Imagine moving into a new home. One of the reasons you chose this house was the view from your daughter’s bedroom of the park across the street, a nice change from the alleyway her room overlooked in your old apartment.

Then, days after unpacking the last pair of socks, a set of ugly, bulky boxes appear on the street light right in front of your daughter’s window, blocking the view almost entirely. You contact your council representative only to find out that it’s a new wireless “small” cell and despite being on city property, state law prevents them from doing anything. Their hands, you’re informed, are tied.

This story is playing out again and again in communities across Florida as companies like AT&T, Verizon, and T-Mobile stumble over each other to build out next generation 5G wireless infrastructure. In their haste, wireless providers are slapping up poles and equipment often without concern for the impact on local communities, affecting aesthetics and straining city resources.

A municipality typically has the authority to prevent or at least address this kind of local nuisance. But in Florida, there’s little recourse for the communities and families harmed by indiscriminate 5G construction. As a result of lobbying from the big wireless companies, state law limits the ability of local governments to collaborate with wireless providers over the placement and appearance of small cell wireless facilities. It also shortens the permitting process for new wireless installations and caps or eliminates the fees that cities can charge companies like AT&T to use public property.

These industry-backed blanket regulations ignore the unique needs and values of different communities, limiting local control over neighborhood appearance, undermining digital equity efforts, and threatening public accountability.

Strict permitting timelines and fee restrictions further burden communities. Reducing the time available to review a permit application takes city staff and resources away from other duties. The slashed fees are unable to make up for this shortfall, leaving local taxpayers to pick up the slack.
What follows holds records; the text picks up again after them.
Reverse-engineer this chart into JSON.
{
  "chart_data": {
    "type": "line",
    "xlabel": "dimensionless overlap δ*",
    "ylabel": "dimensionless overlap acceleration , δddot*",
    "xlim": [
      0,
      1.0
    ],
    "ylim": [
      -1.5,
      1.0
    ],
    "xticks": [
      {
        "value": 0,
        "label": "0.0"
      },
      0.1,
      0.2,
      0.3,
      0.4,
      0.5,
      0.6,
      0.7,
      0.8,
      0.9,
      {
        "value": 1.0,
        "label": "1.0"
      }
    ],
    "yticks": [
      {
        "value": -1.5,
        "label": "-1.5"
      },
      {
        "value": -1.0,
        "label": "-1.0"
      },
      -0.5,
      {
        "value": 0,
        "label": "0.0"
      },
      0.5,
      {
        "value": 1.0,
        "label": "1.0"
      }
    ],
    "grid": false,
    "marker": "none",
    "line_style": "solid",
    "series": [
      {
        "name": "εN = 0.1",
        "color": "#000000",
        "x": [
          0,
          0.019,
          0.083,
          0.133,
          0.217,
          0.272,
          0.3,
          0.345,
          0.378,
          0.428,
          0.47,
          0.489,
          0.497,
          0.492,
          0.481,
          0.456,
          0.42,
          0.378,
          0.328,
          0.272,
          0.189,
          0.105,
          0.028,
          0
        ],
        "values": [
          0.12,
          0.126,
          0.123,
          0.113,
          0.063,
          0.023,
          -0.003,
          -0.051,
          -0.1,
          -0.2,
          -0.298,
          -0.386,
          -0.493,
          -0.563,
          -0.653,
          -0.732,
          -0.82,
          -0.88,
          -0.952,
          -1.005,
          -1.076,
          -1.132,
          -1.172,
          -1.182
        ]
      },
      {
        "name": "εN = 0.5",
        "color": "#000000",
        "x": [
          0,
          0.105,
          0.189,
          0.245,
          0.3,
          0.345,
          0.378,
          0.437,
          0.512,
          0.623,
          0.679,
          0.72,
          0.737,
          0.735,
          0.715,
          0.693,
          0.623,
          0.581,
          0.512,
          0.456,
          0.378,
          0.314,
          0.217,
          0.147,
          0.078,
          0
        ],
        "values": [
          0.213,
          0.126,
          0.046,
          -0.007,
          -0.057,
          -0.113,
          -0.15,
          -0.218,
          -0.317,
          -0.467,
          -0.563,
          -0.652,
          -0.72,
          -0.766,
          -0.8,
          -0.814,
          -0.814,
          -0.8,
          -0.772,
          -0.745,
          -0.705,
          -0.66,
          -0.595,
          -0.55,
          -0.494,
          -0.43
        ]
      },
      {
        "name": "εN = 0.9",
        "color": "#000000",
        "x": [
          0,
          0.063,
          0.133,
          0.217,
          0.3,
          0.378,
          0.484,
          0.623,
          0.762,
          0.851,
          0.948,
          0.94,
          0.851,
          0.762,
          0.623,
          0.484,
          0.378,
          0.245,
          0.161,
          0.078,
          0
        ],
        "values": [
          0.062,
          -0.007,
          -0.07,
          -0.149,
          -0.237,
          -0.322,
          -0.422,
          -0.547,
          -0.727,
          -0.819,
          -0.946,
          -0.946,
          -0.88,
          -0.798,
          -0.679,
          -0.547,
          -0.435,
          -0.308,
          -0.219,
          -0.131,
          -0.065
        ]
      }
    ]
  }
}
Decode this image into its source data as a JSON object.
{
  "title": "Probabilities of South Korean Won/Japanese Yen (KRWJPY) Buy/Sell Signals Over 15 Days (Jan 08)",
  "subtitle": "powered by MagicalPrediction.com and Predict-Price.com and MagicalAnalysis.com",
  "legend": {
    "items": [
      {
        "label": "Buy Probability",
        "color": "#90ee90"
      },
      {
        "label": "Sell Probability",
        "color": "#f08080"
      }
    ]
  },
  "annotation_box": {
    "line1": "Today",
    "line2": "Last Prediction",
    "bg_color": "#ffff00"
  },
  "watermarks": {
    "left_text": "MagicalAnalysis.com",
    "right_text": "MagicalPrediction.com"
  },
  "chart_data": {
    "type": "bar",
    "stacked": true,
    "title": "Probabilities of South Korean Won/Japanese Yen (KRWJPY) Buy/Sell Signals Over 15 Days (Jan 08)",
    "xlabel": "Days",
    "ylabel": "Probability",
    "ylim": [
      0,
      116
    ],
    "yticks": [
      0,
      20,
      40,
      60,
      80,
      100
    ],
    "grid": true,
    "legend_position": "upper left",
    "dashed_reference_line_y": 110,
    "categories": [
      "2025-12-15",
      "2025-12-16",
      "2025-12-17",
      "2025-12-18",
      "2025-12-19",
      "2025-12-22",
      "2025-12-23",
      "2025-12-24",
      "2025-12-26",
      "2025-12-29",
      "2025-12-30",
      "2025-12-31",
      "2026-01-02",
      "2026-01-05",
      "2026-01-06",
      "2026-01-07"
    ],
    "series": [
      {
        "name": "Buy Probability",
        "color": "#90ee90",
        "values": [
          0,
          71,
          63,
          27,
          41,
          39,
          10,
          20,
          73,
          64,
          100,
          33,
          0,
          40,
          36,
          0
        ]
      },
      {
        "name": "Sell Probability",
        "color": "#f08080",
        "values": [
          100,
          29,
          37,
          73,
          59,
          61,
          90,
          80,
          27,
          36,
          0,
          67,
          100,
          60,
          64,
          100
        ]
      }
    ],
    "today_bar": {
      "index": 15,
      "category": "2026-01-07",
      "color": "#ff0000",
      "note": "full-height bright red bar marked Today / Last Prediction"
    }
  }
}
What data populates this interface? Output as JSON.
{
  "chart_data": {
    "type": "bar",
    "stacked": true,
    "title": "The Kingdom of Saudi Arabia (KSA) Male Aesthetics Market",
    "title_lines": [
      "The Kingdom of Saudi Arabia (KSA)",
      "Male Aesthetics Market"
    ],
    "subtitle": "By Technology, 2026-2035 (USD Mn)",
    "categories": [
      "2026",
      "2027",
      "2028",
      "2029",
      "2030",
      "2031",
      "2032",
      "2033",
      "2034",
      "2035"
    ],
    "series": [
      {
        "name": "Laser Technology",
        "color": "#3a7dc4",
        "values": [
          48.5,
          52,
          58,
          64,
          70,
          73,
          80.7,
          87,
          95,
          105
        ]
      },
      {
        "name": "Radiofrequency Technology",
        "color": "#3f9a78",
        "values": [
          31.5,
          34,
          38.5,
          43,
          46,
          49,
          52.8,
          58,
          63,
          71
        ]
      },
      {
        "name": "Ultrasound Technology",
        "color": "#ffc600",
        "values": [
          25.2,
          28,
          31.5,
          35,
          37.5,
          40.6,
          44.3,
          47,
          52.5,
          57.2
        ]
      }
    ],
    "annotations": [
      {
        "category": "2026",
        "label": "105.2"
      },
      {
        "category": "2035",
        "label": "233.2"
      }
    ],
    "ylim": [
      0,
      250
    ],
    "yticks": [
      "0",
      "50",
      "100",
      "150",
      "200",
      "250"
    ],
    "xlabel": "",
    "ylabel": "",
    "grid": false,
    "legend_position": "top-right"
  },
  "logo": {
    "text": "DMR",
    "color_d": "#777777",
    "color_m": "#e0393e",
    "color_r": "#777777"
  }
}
In effect, the Florida Legislature is forcing local governments to subsidize private companies merely because those companies hire effective lobbyists

 Improving wireless coverage is important, but it’s not an excuse for the legislature to give wireless providers carte blanche over your community. In many areas, 5G will only bring slightly faster speeds — T-Mobile tells most people to expect a 20 percent speed increase. This marginal improvement in Floridians’ lives will not outweigh the costs of state interference in local authority.

These state restrictions have precedent. The Florida Legislature has long limited communities’ ability to invest in wired broadband networks to create local Internet choice and connect unserved areas. For most cities, building their own network is a last resort, but that should be decided by their residents, not lobbyists at the state Capitol.

State overreach isn’t limited to communications. Florida law also prevents local governments from enacting community-supported legislation on minimum wage, environmental protection, and many other issues. Integrity Florida, a nonpartisan research organization, reports that state interference in local affairs is increasing, driven in part by corporate special interests.

Alachua and Miami probably need different minimum wages and almost certainly have different concerns about wireless companies putting up new poles and equipment. Forcing them to be the same is good for AT&T executives but bad for everyone else.

No matter how powerful the monopoly lobbyists in Tallahassee are, communities should have some control over their property, and they should be able to demand accountability when someone interferes with it. We must protect the right to local decision-making.

The author is a researcher at the Institute for Local Self-Reliance.